Interpellée dès le 14 septembre 2024 par un autre utilisateur de X (« vous qualifiez indirectement François Ruffin de fasciste ? »), Mme Jacquin, qui est chargée de communication et des événements à l’Institut La Boétie, un laboratoire d’idées co-présidé par M. Mélenchon, répondait alors : « Non je dis que L’Huma lui rappelle que quand on est de gauche on est antifasciste. »
La thèse affirmant que François Ruffin a été traité de fasciste est répandue sur X par des comptes non professionnels, des adversaires de LFI ou/et des militants d’extrême droite.

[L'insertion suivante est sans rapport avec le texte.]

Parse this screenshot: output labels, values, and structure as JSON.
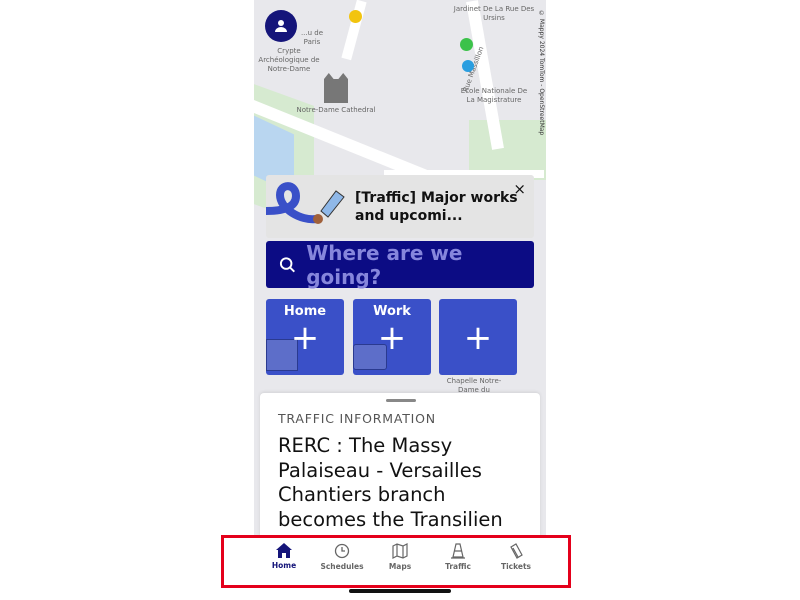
{
  "map": {
    "labels": [
      "Jardinet De La Rue Des Ursins",
      "Crypte Archéologique de Notre-Dame",
      "Notre-Dame Cathedral",
      "Ecole Nationale De La Magistrature",
      "Rue Massillon",
      "Chapelle Notre-Dame du Chardonnet",
      "...u de Paris"
    ],
    "attribution": "© Mappy 2024 TomTom - OpenStreetMap"
  },
  "banner": {
    "text": "[Traffic] Major works and upcomi...",
    "close_label": "×"
  },
  "search": {
    "placeholder": "Where are we going?"
  },
  "shortcuts": [
    {
      "label": "Home",
      "plus": "+"
    },
    {
      "label": "Work",
      "plus": "+"
    },
    {
      "label": "",
      "plus": "+"
    }
  ],
  "traffic_card": {
    "heading": "TRAFFIC INFORMATION",
    "body": "RERC : The Massy Palaiseau - Versailles Chantiers branch becomes the Transilien"
  },
  "nav": {
    "items": [
      {
        "label": "Home",
        "icon": "home-icon",
        "active": true
      },
      {
        "label": "Schedules",
        "icon": "clock-icon"
      },
      {
        "label": "Maps",
        "icon": "map-icon"
      },
      {
        "label": "Traffic",
        "icon": "traffic-cone-icon"
      },
      {
        "label": "Tickets",
        "icon": "ticket-icon"
      }
    ]
  },
  "colors": {
    "navy": "#15157a",
    "search_bg": "#0c0c84",
    "tile": "#3a50c8",
    "highlight": "#e4001b"
  }
}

➔ Les articles de presse qui rendent compte de ce débat ne disent pas que M. Ruffin a été traité de fasciste. Par exemple, un article du Huffington Post publié le 14 septembre 2024 à 19 h 16, un autre article du même média publié le lendemain à 18 h 39, ou un article publié sur le site de Libération le 14 septembre 2024 à 20 h 27, ou encore un article publié par 20 Minutes le même jour à 22 h 56, qui reprend une dépêche AFP sur le sujet.
➔ Dès le 14 septembre 2024 au soir, il était donc établi que M. Ruffin avait été hué et sifflé par une partie du public lors d’un débat à la Fête de L’Humanité. Il était aussi établi que l’assistance avait repris le slogan « Siamo tutti antifascisti » à deux reprises, lors de la présentation des participants et lors de l’intervention de M. Arnault – ancien porte-parole du groupe La Jeune Garde, qui utilise ce slogan comme un signe de ralliement. Mais il n’était pas établi qu’il avait été traité de fasciste.
Le 16 septembre 2024 au matin, aucun des éléments factuels disponibles ne permettait d’affirmer, comme le fait Mme Bouilhaguet, que « François Ruffin a été copieusement hué et traité de fasciste ». En reprenant à son compte cette affirmation, elle tient des propos inexacts.
Conclusion
Le CDJM, réuni le 28 janvier 2025 en séance plénière, estime que l’obligation déontologique d’exactitude et de véracité n’a pas été respectée par France 2 et Mme Alix Bouilhaguet.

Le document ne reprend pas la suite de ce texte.